Est-ce l'avis de la majorité des citoyens et surtout de ceux qui ont souffert des exactions et des multiples injustices, durant l'ancien régime ?
En fait les victimes et leurs familles ne cherchent qu'à obtenir réparation des dommages subis par les exactions de l'ancien régime.
il ne s'agit pas justement d'installer des échafauds mais surtout de parvenir à une juste réparation à laquelle toutes les victimes ont le droit de prétendre.
C'est de l'essence même des droits de l'Homme, et c'est une action collective qu'il faut mener à cet effet.
Cependant il importe au préalable de parvenir à la connaissance de la vérité, sur tous les abus qui ont eu lieu durant l'ancien régime et qui ont laissé de graves séquelles.
C'est la raison pour laquelle le projet de loi prévoit la création d'une Instance Indépendante de la Vérité dont le rôle est de jeter la lumière sur certaines réalités, en recevant des témoignages et en se concertant avec les différentes composantes de la société civile.
Vérité et Vérités
Le président de la constituante a parlé de vérités, insinuant par là même qu'il n'y a pas, une seule vérité absolue, mais plusieurs vérités selon les contextes et les personnes concernées. C'est en tout les cas dans un sens positif qu'il a employé ce terme au pluriel, la langue étant plus nuancée : « Hakayek » peut signifier aussi comment chacun perçoit la vérité à sa façon et selon ses convictions.
Prenez par exemple les tensions et les émeutes qui ont eu lieu à l'aube de l'indépendance entre Yousséfistes et leurs adversaires au sein du parti destourien : D'aucuns estiment que ces derniers n'avaient fait que se défendre, les Yousséfistes étant déterminés à perpétrer la violence afin de parvenir à semr le trouble dans le pays. Idem en ce qui concerne les évènements de Bab Souika dont les auteurs agissaient estimaient-ils, par réactions aux multiples agressions dont étaient l'objet leurs amis, de la part des autorités et du parti au pouvoir.

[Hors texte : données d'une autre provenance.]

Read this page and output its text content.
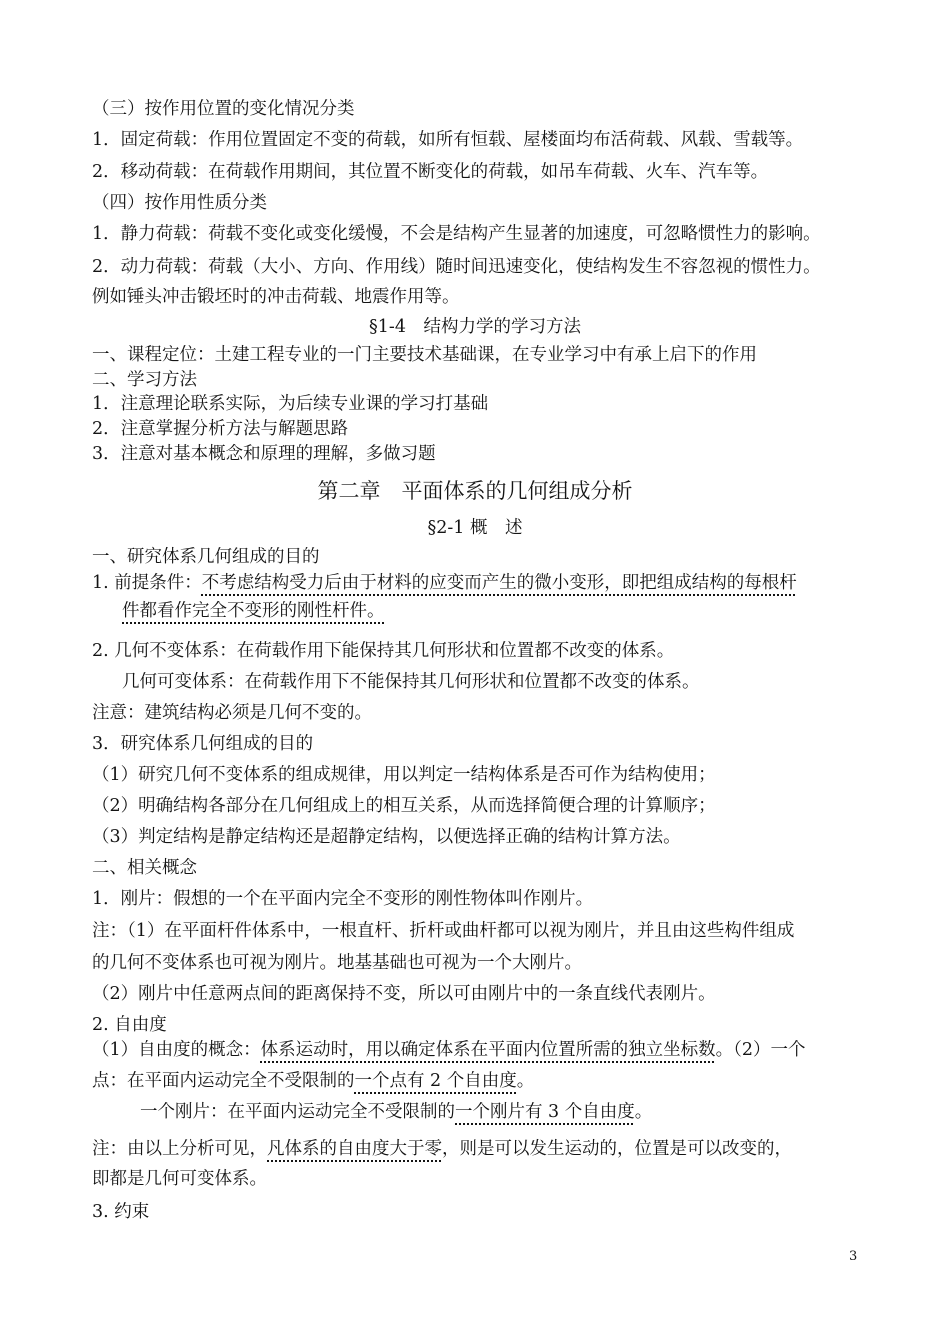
（三）按作用位置的变化情况分类

1．固定荷载：作用位置固定不变的荷载，如所有恒载、屋楼面均布活荷载、风载、雪载等。

2．移动荷载：在荷载作用期间，其位置不断变化的荷载，如吊车荷载、火车、汽车等。

（四）按作用性质分类

1．静力荷载：荷载不变化或变化缓慢，不会是结构产生显著的加速度，可忽略惯性力的影响。

2．动力荷载：荷载（大小、方向、作用线）随时间迅速变化，使结构发生不容忽视的惯性力。

例如锤头冲击锻坯时的冲击荷载、地震作用等。

§1-4　结构力学的学习方法

一、课程定位：土建工程专业的一门主要技术基础课，在专业学习中有承上启下的作用

二、学习方法

1．注意理论联系实际，为后续专业课的学习打基础

2．注意掌握分析方法与解题思路

3．注意对基本概念和原理的理解，多做习题

第二章　平面体系的几何组成分析

§2-1 概　述

一、研究体系几何组成的目的

1. 前提条件：不考虑结构受力后由于材料的应变而产生的微小变形，即把组成结构的每根杆

件都看作完全不变形的刚性杆件。

2. 几何不变体系：在荷载作用下能保持其几何形状和位置都不改变的体系。

几何可变体系：在荷载作用下不能保持其几何形状和位置都不改变的体系。

注意：建筑结构必须是几何不变的。

3．研究体系几何组成的目的

（1）研究几何不变体系的组成规律，用以判定一结构体系是否可作为结构使用；

（2）明确结构各部分在几何组成上的相互关系，从而选择简便合理的计算顺序；

（3）判定结构是静定结构还是超静定结构，以便选择正确的结构计算方法。

二、相关概念

1．刚片：假想的一个在平面内完全不变形的刚性物体叫作刚片。

注：（1）在平面杆件体系中，一根直杆、折杆或曲杆都可以视为刚片，并且由这些构件组成

的几何不变体系也可视为刚片。地基基础也可视为一个大刚片。

（2）刚片中任意两点间的距离保持不变，所以可由刚片中的一条直线代表刚片。

2. 自由度

（1）自由度的概念：体系运动时，用以确定体系在平面内位置所需的独立坐标数。（2）一个

点：在平面内运动完全不受限制的一个点有 2 个自由度。

一个刚片：在平面内运动完全不受限制的一个刚片有 3 个自由度。

注：由以上分析可见，凡体系的自由度大于零，则是可以发生运动的，位置是可以改变的，

即都是几何可变体系。

3. 约束

3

C'est sur toutes ces questions que s'évertuera à travailler, ladite instance et il faut lui souhaiter beaucoup de courage, car il lui en faut vraiment.
Entre temps de nouveaux problèmes s'amoncellent, suite à certains troubles qui ont eu lieu depuis la Révolution. Le dernier en date est celui de la mort suspecte de Lotfi Nagdh, à propos duquel les médecins légistes se sont contredits sur les causes. Crise cardiaque, violence.....
Il est difficile de parvenir à la vérité sans mettre de côté les tensions et les antagonismes, et ce dans l'intérêt général.
Reddition des comptes, à quelle fin ?
C'est l'établissement de la vérité qui permettra la reddition des comptes. Le but escompté n'est nullement d'installer des échafuds pour passer les coupables au poteau.
« Et la guillotine avait le droit de dire au Donjon : je suis ta fille » s'exclamait Victor Hugo dans son ouvrage, intitulé 93, qui parle de la Révolution de 1793. Ce sentiment de violence chez lui a pour but d'expliquer cet écart entre les moyens et les fins dans toute révolution, c'est-à-dire entre la violence, le trouble, et l'espoir de parvenir à la paix et à la sécurité. Le règne de l'échafaud contrevient la réalisation de la paix et de la prospérité.
Est-ce à dire qu'il faut abandonner les poursuites contre les coupables ?
Pour certains il faut passer nécessairement par une phase de reddition des comptes pour déterminer les coupables. C'est aussi le rôle de cette instance de la vérité, créée en vertu de cette même loi, de soumettre les dossiers à des chambres spéciales au sein des tribunaux qui auront pour tâche de juger les dossiers de violation des droits de l'Homme, ainsi que les affaires de corruption et de malversations.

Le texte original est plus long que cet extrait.